Marsali appeared suddenly in the kitchen door, as Joanie was carefully spelling “acanthocytosis,” and I looked up from my grinding. She was holding a letter in her hand and looked worried.

“Is it the Indian they call Joseph Brant that Young Ian kens?” she asked.

“I expect he knows quite a few of them,” I replied, setting down my pestle. “But I’ve heard him mention Joseph Brant, yes. The man’s Mohawk name starts with a ‘T,’ I think, but that’s as much as I feel sure of. Why?” I felt a slight uneasiness at the name. Ian’s Mohawk wife, Emily, had been living in a settlement in New York founded by Brant; Ian had mentioned it, very briefly, when he’d gone up there to visit her last year.

He hadn’t said what the purpose of his visit was, and neither Jamie nor I had asked, but I assumed it to have had something to do with his fear that he couldn’t sire children, as all his babies with Emily had either been stillborn or miscarried. He’d asked me about the matter, and I’d told him what I could, offering what reassurance I could that he might be able to have children with another woman.

I offered up a quick prayer for Rachel’s chances, then returned abruptly to what Marsali was saying.

“They did what?”

“This gentleman”—she tapped the letter—“says that Brant and his men fell upon a wee place called Andrustown. No but seven families living there.” Her lips pressed tight, and she glanced at Joanie, who was listening with her ears flapping. “They plundered and burnt the place, he says, and massa—er … did awa wi’ a number of the folk who lived there.”

“What’s that word, Mam?” Joanie asked brightly. “The one that means ‘did awa’ with?”

“‘Massacred,’” I told her, saving her mother the embarrassment. “It means indiscriminate and brutal slaughter.
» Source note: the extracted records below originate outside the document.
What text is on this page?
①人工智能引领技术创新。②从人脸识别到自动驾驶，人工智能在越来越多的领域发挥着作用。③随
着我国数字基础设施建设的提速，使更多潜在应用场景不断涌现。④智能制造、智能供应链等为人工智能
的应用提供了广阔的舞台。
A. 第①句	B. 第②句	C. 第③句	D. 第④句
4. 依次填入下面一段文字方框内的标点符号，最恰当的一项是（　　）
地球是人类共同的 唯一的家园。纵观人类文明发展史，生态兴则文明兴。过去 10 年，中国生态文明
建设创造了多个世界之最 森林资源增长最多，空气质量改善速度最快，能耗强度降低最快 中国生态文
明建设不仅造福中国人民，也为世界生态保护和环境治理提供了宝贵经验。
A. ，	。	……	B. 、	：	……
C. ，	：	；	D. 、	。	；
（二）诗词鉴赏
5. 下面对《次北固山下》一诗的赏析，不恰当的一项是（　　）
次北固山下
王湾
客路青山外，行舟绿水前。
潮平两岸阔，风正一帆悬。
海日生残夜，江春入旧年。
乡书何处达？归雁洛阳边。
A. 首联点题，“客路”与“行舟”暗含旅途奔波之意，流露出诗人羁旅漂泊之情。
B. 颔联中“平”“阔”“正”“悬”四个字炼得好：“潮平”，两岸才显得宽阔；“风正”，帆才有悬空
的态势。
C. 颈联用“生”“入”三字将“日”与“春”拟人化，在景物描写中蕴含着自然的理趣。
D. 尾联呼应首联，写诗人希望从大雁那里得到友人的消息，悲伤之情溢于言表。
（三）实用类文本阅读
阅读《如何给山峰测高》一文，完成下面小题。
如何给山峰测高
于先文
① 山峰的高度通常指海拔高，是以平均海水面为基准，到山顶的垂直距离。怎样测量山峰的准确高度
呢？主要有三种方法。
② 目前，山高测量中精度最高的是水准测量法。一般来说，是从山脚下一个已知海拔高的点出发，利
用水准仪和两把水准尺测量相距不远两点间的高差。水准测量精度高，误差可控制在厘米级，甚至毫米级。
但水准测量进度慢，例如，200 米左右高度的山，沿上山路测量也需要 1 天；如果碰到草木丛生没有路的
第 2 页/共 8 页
Here.” I handed her the fresh compress, which she applied without protest, frowning in thought.

“Is that different than just killin’ someone?”

“Well,” I said judiciously, “it depends. You might kill someone by accident, for instance, and that wouldn’t be a massacre, though it would certainly be lamentable. You might kill someone who was trying to kill you, and that would be self-defense.”

“Rachel says ye oughtn’t do that,” Joanie observed, but merely for the sake of thoroughness. “What about if ye’re with an army and have to kill the soldiers on the other side?”

Marsali made a low Scottish noise of disapproval but answered tersely.

“If a man’s gone to the army, then killin’ is his job,” she said. “He does it—mostly—” she added fairly, with a raised brow to me, “to protect his ain family and property. So that’s more like self-defense, aye?”

Joanie glanced from her mother to me, still frowning.

“I ken what ‘bru-tal’ is,” she said. “That’s bein’ mean when ye havena got to. But what’s ‘in-dis-crim-in-ate’?” She sounded it out carefully, as though about to spell it.

“Without choosing,” I said, lifting one shoulder in a shrug. “It means you do something without taking much notice who you do it to and probably without much reason to do it to that particular person.”

“Did Cousin Ian’s Indian friend have nay reason for burning yon place and killing the folk, then?”

Marsali and I exchanged a glance.

“We dinna ken that,” Marsali said. “But it’s no a good thing, whatever he meant by it. Now, ye’re done. Go along and find Félicité and start in fillin’ up the washtub.” She took the compress from Joanie and shooed her out.